Survey showing bicycle owners outnumber those with cars revives calls to fix NCR bike lanes

August 25, 2022 - 5:45 PM
Bikers on the road in this undated photo. (The STAR/Miguel De Guzman)

Calls to increase and improve current bike-friendly lanes were once again made after a polling firm reported there were more bicycle owners than car owners in Metro Manila.

A news report noted that Social Weather Stations (SWS) found out there are four bicycle owners to every car owner in the nine national surveys the polling firm conducted from May 2020 to April 2022.

In the National Capital Region, the news report said there were more households that own bicycles than cars and motorcycles.

The figures were reportedly the same in rural areas where bicycles dominated four-wheeled vehicles.

SWS was also cited as saying that 80% of Filipino households believe better roads would encourage more people to use a bike.

The data was sourced from the polling firm’s online event “Bicycle Ownership, Usage, and Attitudes of Filipino Household Heads on Cycling as Transportation” on August 24.

Some Filipinos then called for more bike-friendly lanes to be established in the NCR, believing it will help lessen traffic as people would be more encouraged to use bikes than four-wheeled vehicles which take up more space.

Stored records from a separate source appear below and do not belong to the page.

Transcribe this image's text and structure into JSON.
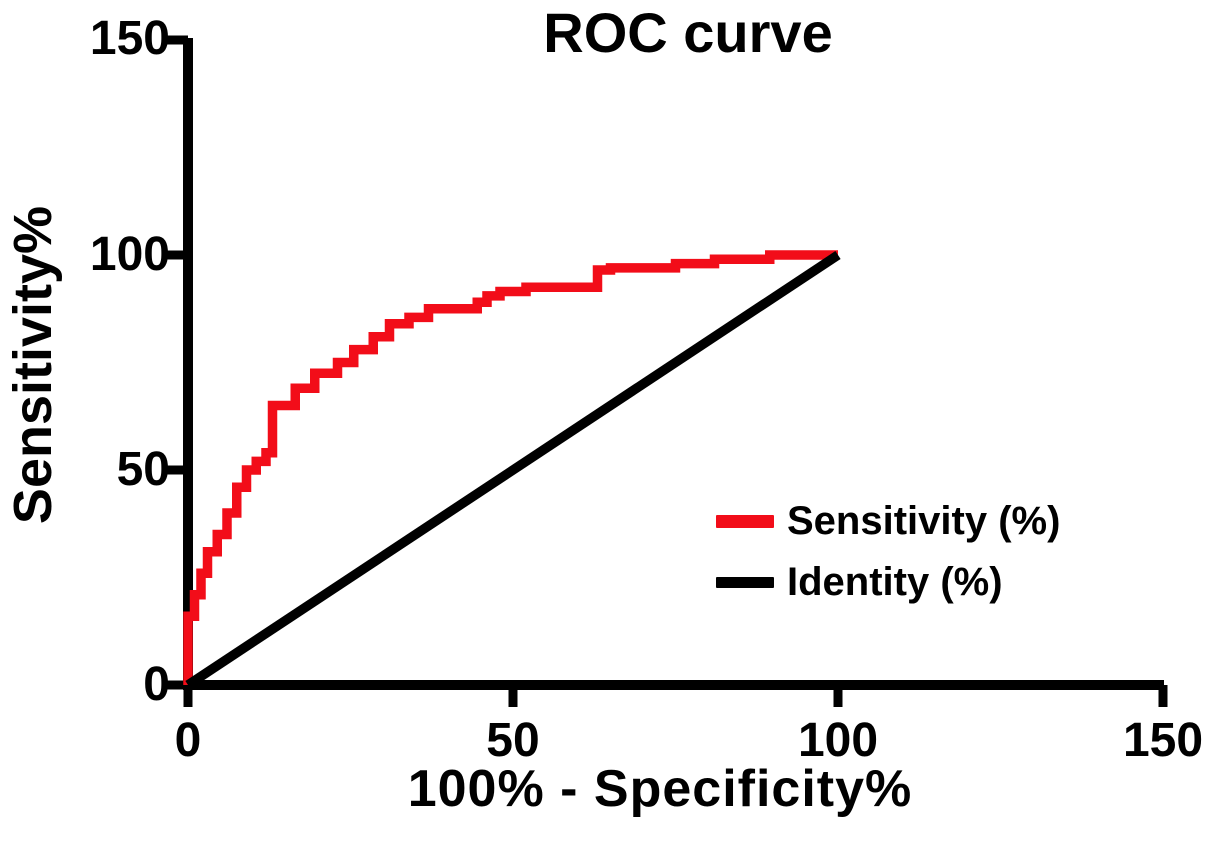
{
  "title": "ROC curve",
  "axes": {
    "x_label": "100% - Specificity%",
    "y_label": "Sensitivity%",
    "x_tick_labels": [
      "0",
      "50",
      "100",
      "150"
    ],
    "y_tick_labels": [
      "0",
      "50",
      "100",
      "150"
    ]
  },
  "legend": {
    "items": [
      {
        "label": "Sensitivity (%)",
        "color": "#f20d19"
      },
      {
        "label": "Identity (%)",
        "color": "#000000"
      }
    ]
  },
  "colors": {
    "curve_red": "#f20d19",
    "axis_black": "#000000",
    "background": "#ffffff"
  },
  "chart_data": {
    "type": "line",
    "title": "ROC curve",
    "xlabel": "100% - Specificity%",
    "ylabel": "Sensitivity%",
    "xlim": [
      0,
      150
    ],
    "ylim": [
      0,
      150
    ],
    "x_ticks": [
      0,
      50,
      100,
      150
    ],
    "y_ticks": [
      0,
      50,
      100,
      150
    ],
    "grid": false,
    "legend_position": "right-middle",
    "series": [
      {
        "name": "Sensitivity (%)",
        "color": "#f20d19",
        "style": "step",
        "stroke_width": 9.5,
        "points": [
          [
            0,
            0
          ],
          [
            0,
            16
          ],
          [
            1,
            16
          ],
          [
            1,
            21
          ],
          [
            2,
            21
          ],
          [
            2,
            26
          ],
          [
            3,
            26
          ],
          [
            3,
            31
          ],
          [
            4.5,
            31
          ],
          [
            4.5,
            35
          ],
          [
            6,
            35
          ],
          [
            6,
            40
          ],
          [
            7.5,
            40
          ],
          [
            7.5,
            46
          ],
          [
            9,
            46
          ],
          [
            9,
            50
          ],
          [
            10.5,
            50
          ],
          [
            10.5,
            52
          ],
          [
            12,
            52
          ],
          [
            12,
            54
          ],
          [
            13,
            54
          ],
          [
            13,
            65
          ],
          [
            16.5,
            65
          ],
          [
            16.5,
            69
          ],
          [
            19.5,
            69
          ],
          [
            19.5,
            72.5
          ],
          [
            23,
            72.5
          ],
          [
            23,
            75
          ],
          [
            25.5,
            75
          ],
          [
            25.5,
            78
          ],
          [
            28.5,
            78
          ],
          [
            28.5,
            81
          ],
          [
            31,
            81
          ],
          [
            31,
            84
          ],
          [
            34,
            84
          ],
          [
            34,
            85.5
          ],
          [
            37,
            85.5
          ],
          [
            37,
            87.5
          ],
          [
            40,
            87.5
          ],
          [
            44.5,
            87.5
          ],
          [
            44.5,
            89
          ],
          [
            46,
            89
          ],
          [
            46,
            90.5
          ],
          [
            48,
            90.5
          ],
          [
            48,
            91.5
          ],
          [
            52,
            91.5
          ],
          [
            52,
            92.5
          ],
          [
            63,
            92.5
          ],
          [
            63,
            96.5
          ],
          [
            65,
            96.5
          ],
          [
            65,
            97
          ],
          [
            75,
            97
          ],
          [
            75,
            98
          ],
          [
            81,
            98
          ],
          [
            81,
            99
          ],
          [
            89.5,
            99
          ],
          [
            89.5,
            100
          ],
          [
            100,
            100
          ]
        ]
      },
      {
        "name": "Identity (%)",
        "color": "#000000",
        "style": "line",
        "stroke_width": 9.5,
        "points": [
          [
            0,
            0
          ],
          [
            100,
            100
          ]
        ]
      }
    ]
  }
}
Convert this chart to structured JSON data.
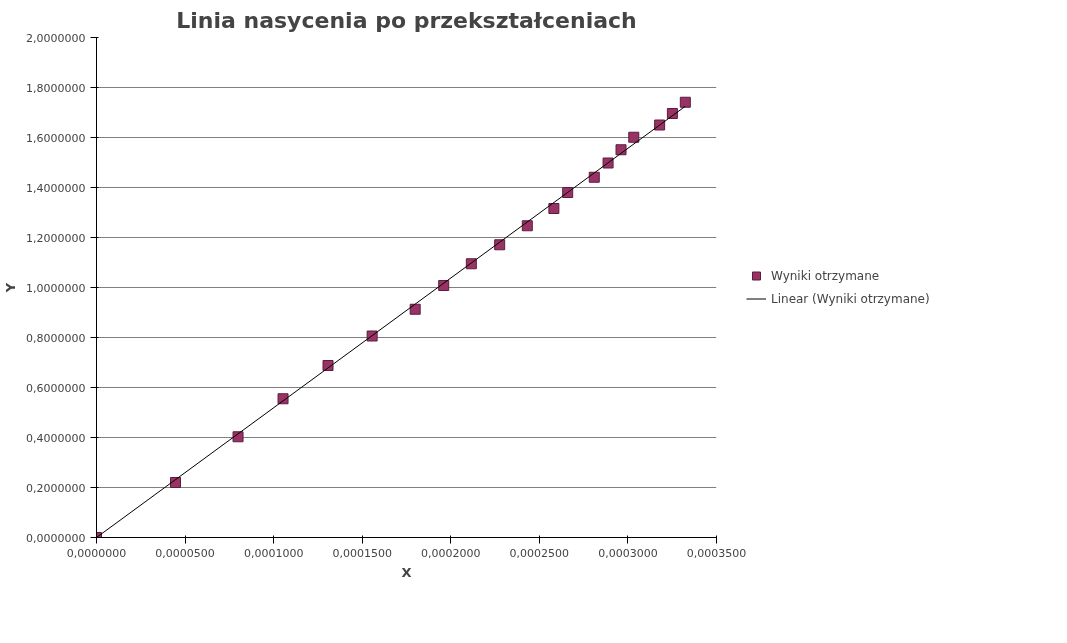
{
  "chart_data": {
    "type": "scatter",
    "title": "Linia nasycenia po przekształceniach",
    "xlabel": "X",
    "ylabel": "Y",
    "xlim": [
      0,
      0.00035
    ],
    "ylim": [
      0,
      2
    ],
    "xticks": [
      {
        "value": 0,
        "label": "0,0000000"
      },
      {
        "value": 5e-05,
        "label": "0,0000500"
      },
      {
        "value": 0.0001,
        "label": "0,0001000"
      },
      {
        "value": 0.00015,
        "label": "0,0001500"
      },
      {
        "value": 0.0002,
        "label": "0,0002000"
      },
      {
        "value": 0.00025,
        "label": "0,0002500"
      },
      {
        "value": 0.0003,
        "label": "0,0003000"
      },
      {
        "value": 0.00035,
        "label": "0,0003500"
      }
    ],
    "yticks": [
      {
        "value": 0,
        "label": "0,0000000"
      },
      {
        "value": 0.2,
        "label": "0,2000000"
      },
      {
        "value": 0.4,
        "label": "0,4000000"
      },
      {
        "value": 0.6,
        "label": "0,6000000"
      },
      {
        "value": 0.8,
        "label": "0,8000000"
      },
      {
        "value": 1,
        "label": "1,0000000"
      },
      {
        "value": 1.2,
        "label": "1,2000000"
      },
      {
        "value": 1.4,
        "label": "1,4000000"
      },
      {
        "value": 1.6,
        "label": "1,6000000"
      },
      {
        "value": 1.8,
        "label": "1,8000000"
      },
      {
        "value": 2,
        "label": "2,0000000"
      }
    ],
    "grid": "y",
    "legend": "right",
    "marker": "square",
    "series": [
      {
        "name": "Wyniki otrzymane",
        "color": "#993366",
        "x": [
          0,
          4.46e-05,
          7.99e-05,
          0.0001053,
          0.0001307,
          0.0001556,
          0.0001799,
          0.000196,
          0.0002116,
          0.0002276,
          0.0002432,
          0.0002582,
          0.000266,
          0.000281,
          0.0002888,
          0.0002961,
          0.0003033,
          0.0003179,
          0.0003251,
          0.0003324
        ],
        "values": [
          0,
          0.22,
          0.403,
          0.555,
          0.688,
          0.806,
          0.913,
          1.008,
          1.095,
          1.171,
          1.247,
          1.316,
          1.38,
          1.441,
          1.498,
          1.551,
          1.601,
          1.65,
          1.696,
          1.741
        ]
      },
      {
        "name": "Linear (Wyniki otrzymane)",
        "color": "#000000",
        "type": "line",
        "line_style": "solid",
        "marker": "none",
        "x": [
          0,
          0.0003324
        ],
        "values": [
          0,
          1.725
        ]
      }
    ]
  }
}
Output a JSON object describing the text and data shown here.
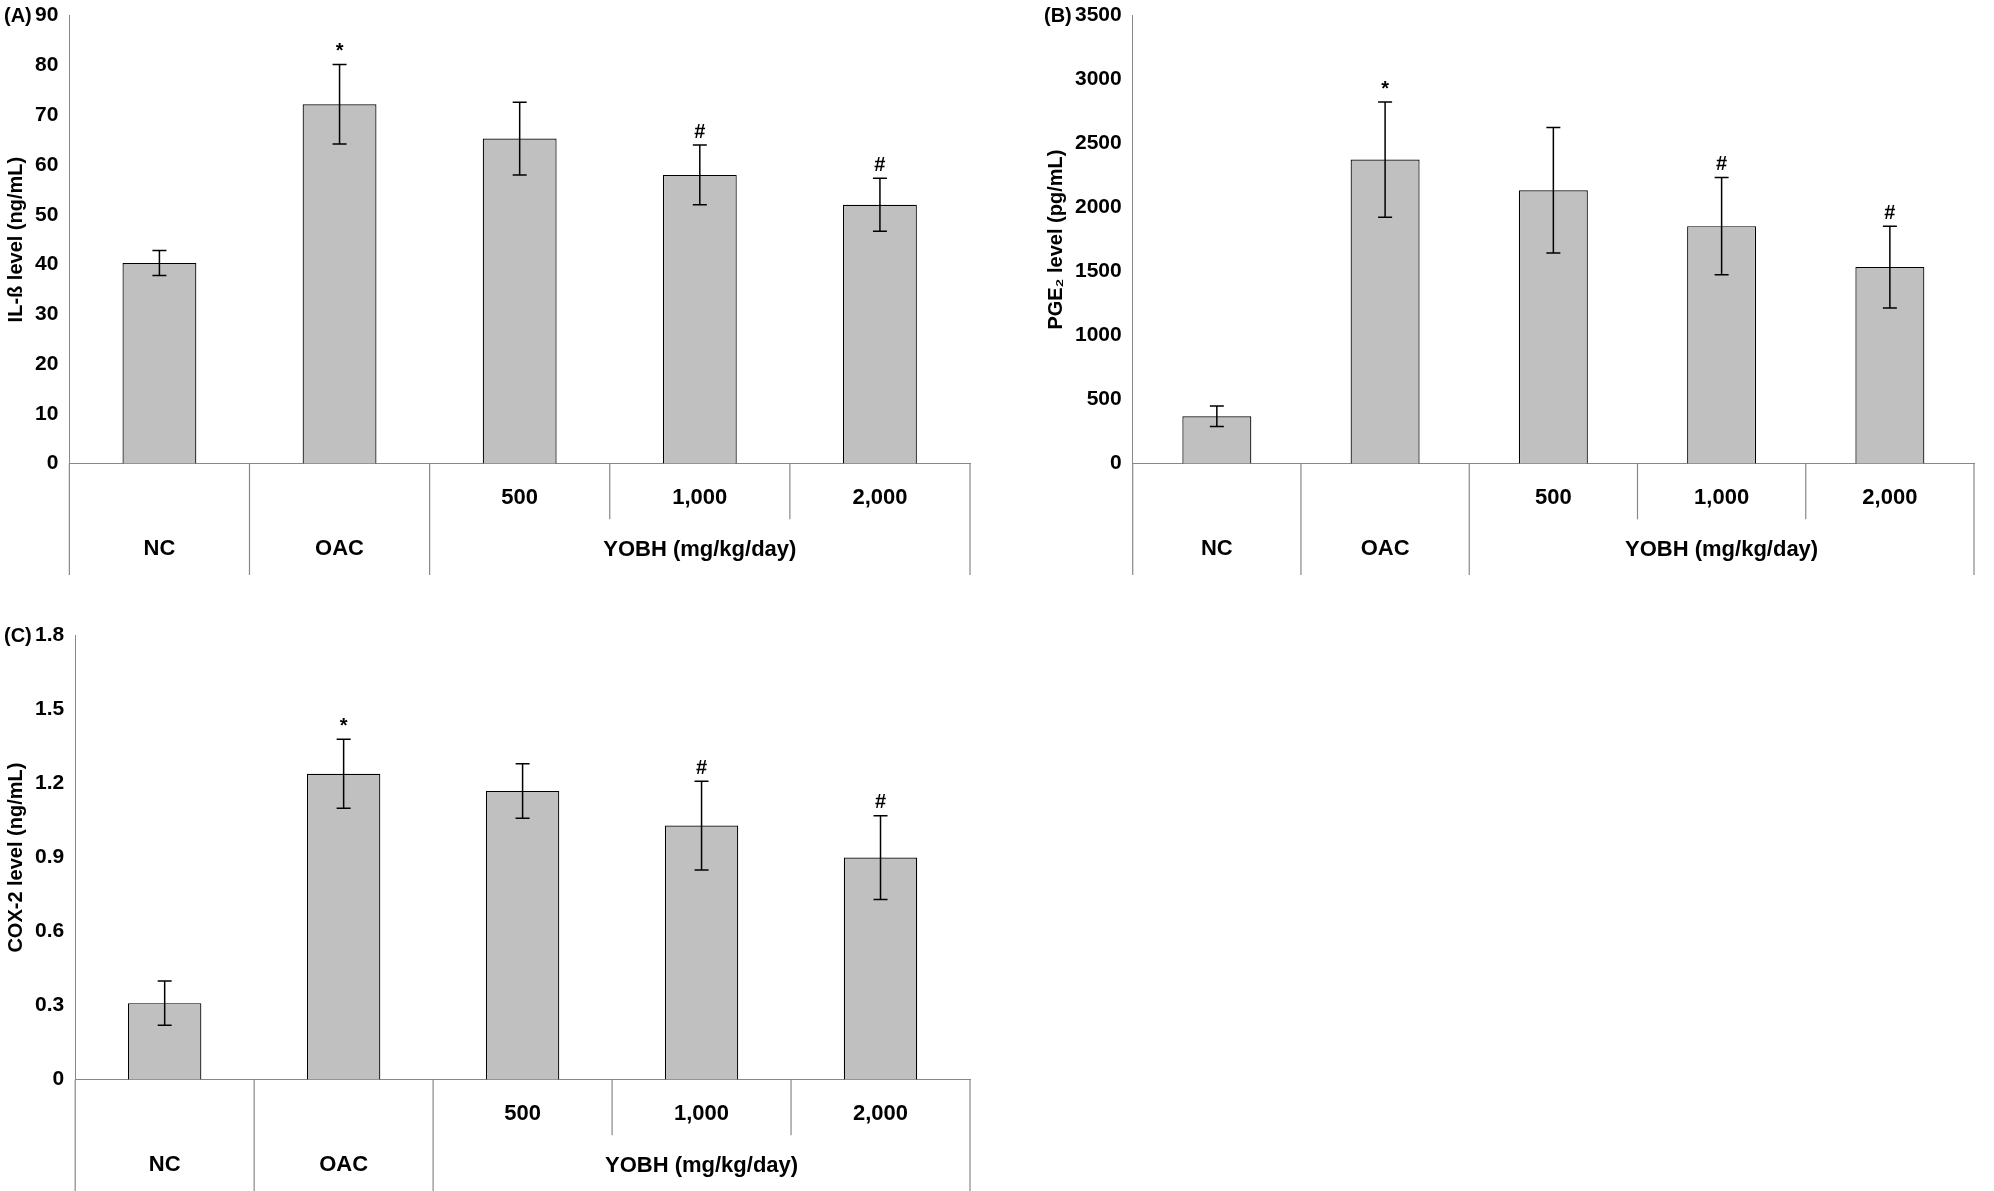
{
  "chart_data": [
    {
      "type": "bar",
      "title": "(A)",
      "ylabel": "IL-ß level (ng/mL)",
      "xlabel": "YOBH (mg/kg/day)",
      "categories": [
        "NC",
        "OAC",
        "500",
        "1,000",
        "2,000"
      ],
      "values": [
        40.3,
        72.2,
        65.3,
        58,
        52
      ],
      "errors": [
        2.5,
        8,
        7.3,
        6,
        5.3
      ],
      "color": "#c0c0c0",
      "ylim": [
        0,
        90
      ],
      "yticks": [
        0,
        10,
        20,
        30,
        40,
        50,
        60,
        70,
        80,
        90
      ],
      "value_labels": [
        null,
        "*",
        null,
        "#",
        "#"
      ]
    },
    {
      "type": "bar",
      "title": "(B)",
      "ylabel": "PGE₂ level (pg/mL)",
      "xlabel": "YOBH (mg/kg/day)",
      "categories": [
        "NC",
        "OAC",
        "500",
        "1,000",
        "2,000"
      ],
      "values": [
        370,
        2375,
        2135,
        1855,
        1535
      ],
      "errors": [
        80,
        450,
        490,
        380,
        320
      ],
      "color": "#c0c0c0",
      "ylim": [
        0,
        3500
      ],
      "yticks": [
        0,
        500,
        1000,
        1500,
        2000,
        2500,
        3000,
        3500
      ],
      "value_labels": [
        null,
        "*",
        null,
        "#",
        "#"
      ]
    },
    {
      "type": "bar",
      "title": "(C)",
      "ylabel": "COX-2 level (ng/mL)",
      "xlabel": "YOBH (mg/kg/day)",
      "categories": [
        "NC",
        "OAC",
        "500",
        "1,000",
        "2,000"
      ],
      "values": [
        0.31,
        1.24,
        1.17,
        1.03,
        0.9
      ],
      "errors": [
        0.09,
        0.14,
        0.11,
        0.18,
        0.17
      ],
      "color": "#c0c0c0",
      "ylim": [
        0,
        1.8
      ],
      "yticks": [
        0,
        0.3,
        0.6,
        0.9,
        1.2,
        1.5,
        1.8
      ],
      "value_labels": [
        null,
        "*",
        null,
        "#",
        "#"
      ]
    }
  ]
}
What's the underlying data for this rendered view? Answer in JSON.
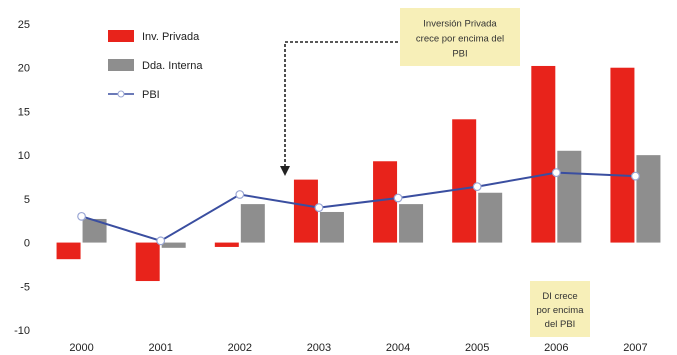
{
  "chart_data": {
    "type": "bar",
    "categories": [
      "2000",
      "2001",
      "2002",
      "2003",
      "2004",
      "2005",
      "2006",
      "2007"
    ],
    "series": [
      {
        "name": "Inv. Privada",
        "kind": "bar",
        "color": "#e8231b",
        "values": [
          -1.9,
          -4.4,
          -0.5,
          7.2,
          9.3,
          14.1,
          20.2,
          20.0
        ]
      },
      {
        "name": "Dda. Interna",
        "kind": "bar",
        "color": "#8e8e8e",
        "values": [
          2.7,
          -0.6,
          4.4,
          3.5,
          4.4,
          5.7,
          10.5,
          10.0
        ]
      },
      {
        "name": "PBI",
        "kind": "line",
        "color": "#3a4ea0",
        "values": [
          3.0,
          0.2,
          5.5,
          4.0,
          5.1,
          6.4,
          8.0,
          7.6
        ]
      }
    ],
    "ylim": [
      -10,
      25
    ],
    "yticks": [
      -10,
      -5,
      0,
      5,
      10,
      15,
      20,
      25
    ],
    "legend_position": "top-left",
    "annotations": [
      {
        "lines": [
          "Inversión Privada",
          "crece por encima del",
          "PBI"
        ]
      },
      {
        "lines": [
          "DI crece",
          "por encima",
          "del PBI"
        ]
      }
    ],
    "colors": {
      "note_bg": "#f7efb8",
      "arrow": "#222222"
    }
  }
}
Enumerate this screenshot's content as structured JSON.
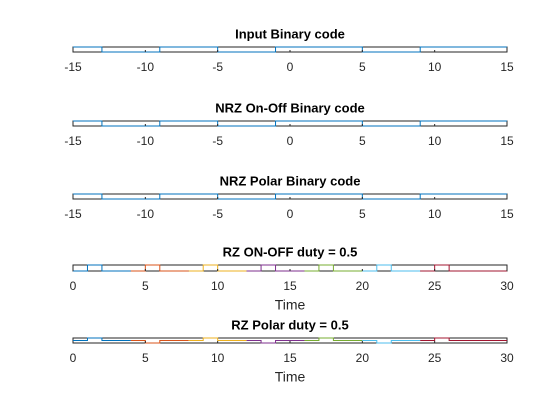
{
  "chart_data": [
    {
      "type": "line",
      "title": "Input Binary code",
      "xlim": [
        -15,
        15
      ],
      "xticks": [
        -15,
        -10,
        -5,
        0,
        5,
        10,
        15
      ],
      "ylim": [
        0,
        1
      ],
      "series": [
        {
          "color": "#0072bd",
          "x": [
            -15,
            -13,
            -13,
            -9,
            -9,
            -5,
            -5,
            -1,
            -1,
            5,
            5,
            9,
            9,
            15
          ],
          "values": [
            1,
            1,
            0,
            0,
            1,
            1,
            0,
            0,
            1,
            1,
            0,
            0,
            1,
            1
          ]
        }
      ]
    },
    {
      "type": "line",
      "title": "NRZ On-Off Binary code",
      "xlim": [
        -15,
        15
      ],
      "xticks": [
        -15,
        -10,
        -5,
        0,
        5,
        10,
        15
      ],
      "ylim": [
        0,
        1
      ],
      "series": [
        {
          "color": "#0072bd",
          "x": [
            -15,
            -13,
            -13,
            -9,
            -9,
            -5,
            -5,
            -1,
            -1,
            5,
            5,
            9,
            9,
            15
          ],
          "values": [
            1,
            1,
            0,
            0,
            1,
            1,
            0,
            0,
            1,
            1,
            0,
            0,
            1,
            1
          ]
        }
      ]
    },
    {
      "type": "line",
      "title": "NRZ Polar Binary code",
      "xlim": [
        -15,
        15
      ],
      "xticks": [
        -15,
        -10,
        -5,
        0,
        5,
        10,
        15
      ],
      "ylim": [
        -1,
        1
      ],
      "series": [
        {
          "color": "#0072bd",
          "x": [
            -15,
            -13,
            -13,
            -9,
            -9,
            -5,
            -5,
            -1,
            -1,
            5,
            5,
            9,
            9,
            15
          ],
          "values": [
            1,
            1,
            -1,
            -1,
            1,
            1,
            -1,
            -1,
            1,
            1,
            -1,
            -1,
            1,
            1
          ]
        }
      ]
    },
    {
      "type": "line",
      "title": "RZ ON-OFF duty = 0.5",
      "x_label": "Time",
      "xlim": [
        0,
        30
      ],
      "xticks": [
        0,
        5,
        10,
        15,
        20,
        25,
        30
      ],
      "ylim": [
        0,
        1
      ],
      "series": [
        {
          "color": "#0072bd",
          "x": [
            0,
            1,
            1,
            2,
            2,
            4
          ],
          "values": [
            0,
            0,
            1,
            1,
            0,
            0
          ]
        },
        {
          "color": "#d95319",
          "x": [
            4,
            5,
            5,
            6,
            6,
            8
          ],
          "values": [
            0,
            0,
            1,
            1,
            0,
            0
          ]
        },
        {
          "color": "#edb120",
          "x": [
            8,
            9,
            9,
            10,
            10,
            12
          ],
          "values": [
            0,
            0,
            1,
            1,
            0,
            0
          ]
        },
        {
          "color": "#7e2f8e",
          "x": [
            12,
            13,
            13,
            14,
            14,
            16
          ],
          "values": [
            0,
            0,
            1,
            1,
            0,
            0
          ]
        },
        {
          "color": "#77ac30",
          "x": [
            16,
            17,
            17,
            18,
            18,
            20
          ],
          "values": [
            0,
            0,
            1,
            1,
            0,
            0
          ]
        },
        {
          "color": "#4dbeee",
          "x": [
            20,
            21,
            21,
            22,
            22,
            24
          ],
          "values": [
            0,
            0,
            1,
            1,
            0,
            0
          ]
        },
        {
          "color": "#a2142f",
          "x": [
            24,
            25,
            25,
            26,
            26,
            30
          ],
          "values": [
            0,
            0,
            1,
            1,
            0,
            0
          ]
        }
      ]
    },
    {
      "type": "line",
      "title": "RZ Polar duty = 0.5",
      "x_label": "Time",
      "xlim": [
        0,
        30
      ],
      "xticks": [
        0,
        5,
        10,
        15,
        20,
        25,
        30
      ],
      "ylim": [
        -1,
        1
      ],
      "series": [
        {
          "color": "#0072bd",
          "x": [
            0,
            1,
            1,
            2,
            2,
            4
          ],
          "values": [
            0,
            0,
            1,
            1,
            0,
            0
          ]
        },
        {
          "color": "#d95319",
          "x": [
            4,
            5,
            5,
            6,
            6,
            8
          ],
          "values": [
            0,
            0,
            -1,
            -1,
            0,
            0
          ]
        },
        {
          "color": "#edb120",
          "x": [
            8,
            9,
            9,
            10,
            10,
            12
          ],
          "values": [
            0,
            0,
            1,
            1,
            0,
            0
          ]
        },
        {
          "color": "#7e2f8e",
          "x": [
            12,
            13,
            13,
            14,
            14,
            16
          ],
          "values": [
            0,
            0,
            -1,
            -1,
            0,
            0
          ]
        },
        {
          "color": "#77ac30",
          "x": [
            16,
            17,
            17,
            18,
            18,
            20
          ],
          "values": [
            0,
            0,
            1,
            1,
            0,
            0
          ]
        },
        {
          "color": "#4dbeee",
          "x": [
            20,
            21,
            21,
            22,
            22,
            24
          ],
          "values": [
            0,
            0,
            -1,
            -1,
            0,
            0
          ]
        },
        {
          "color": "#a2142f",
          "x": [
            24,
            25,
            25,
            26,
            26,
            30
          ],
          "values": [
            0,
            0,
            1,
            1,
            0,
            0
          ]
        }
      ]
    }
  ]
}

In response to the report, transport economist Jedd Ugay of advocacy group AltMobility PH shared a quote and his comment on it on Facebook.

“‘Bakit may bike lane e konti lang nagbibisikleta?”‘ he shared with quotation marks.

“‘Di kasi sila stuck sa traffic kaya ‘di halata,” Ugay added as an answer.

“It only makes sense to transform our roads and infrastructure para maging bike-friendly,” another Facebook user wrote as a comment to the report.

“Tutal, the numbers are in: More people have bikes. Many people get discouraged to get on their bikes for their daily commute dahil napakapeligroso ng daan para sa kanila,” he added.

“Now they should fix bike lanes and enforce rules for everyone’s safety,” wrote a different Pinoy in response to the report.

“Dapat talaga bigyan ng pansin ang bike lanes. Kasi non-fuel consuming mode of transport ito… less accident at minor lang ang damage to persons and property… no permit at insurance pa at very affordable din kung gusto,” another Facebook user commented.

Last January, it was also reported by a senior survey specialist of SWS that bicycle-owning households have outnumbered those with cars.

Public transport advocate Robert Siy shared some of the findings in an article, writing:

“The SWS found that 20 percent of the households surveyed owned bicycles, compared to the 5 percent that owned cars. Extrapolated to a national level, this translates to an estimate 4.9 million bicycle-owning households compared to 1.2 million with four-wheeled motor vehicles.” 

“Also significant was the prevalence of bicycle ownership in the National Capital Region (NCR). The survey found that 36 percent of NCR households owned bicycles–over a third of the population! (This can be compared with 11.5 percent of households that owned cars in the Greater Manila area as measured by a 2014 Japan International Cooperation Agency-funded study).” 

While there are existing bike lanes in the metro, cyclists perceived them to be inaccessible and dangerous.

A bike commuter previously said that the lanes dedicated to them are commonly “used by motorists,” used as parking by vehicles, are “too narrow for bicycle[s] to access” or have “rough patches,” among others.

Last June, a picture of a bike lane in the metro gained international spotlight after some online users noticed a major part of it was permanently blocked by a bridge’s pillar.

A blog post by advocacy group Cycling Matters noted that one of the reasons bike lanes “fail” is because they are created without the input of actual cyclists.

“For example, the Ortigas commercial business district can be lauded for its attempt at protected bike lanes. But any cyclist will tell you that painted sections of the road are wickedly slippery when wet, and the bike lanes in Ortigas feature blue painted sections that become very dangerous when it rains,” Brian Paul Giron wrote in 2018.

“MMDA’s sidewalk-slash-bike-lanes along EDSA also use slippery red paint and features the occasional open manhole, and other fun obstacles like lamp posts and trees,” he added.

Last July, a senator filed a bill called the Bicycle Act of 2022 which seeks to establish a “Local Bikeway Office” that will manage the identification, construction, and maintenance of a bikeway network.

Months before that, the Department of Transportation said that the country’s bicycle lane network was expanded by another 68 kilometers as part of the government’s efforts to promote active transportation.

Reports said improvements include signage, solar studs for night visibility, pavement markings and physical separators such as bollards, concrete delineators and bike racks.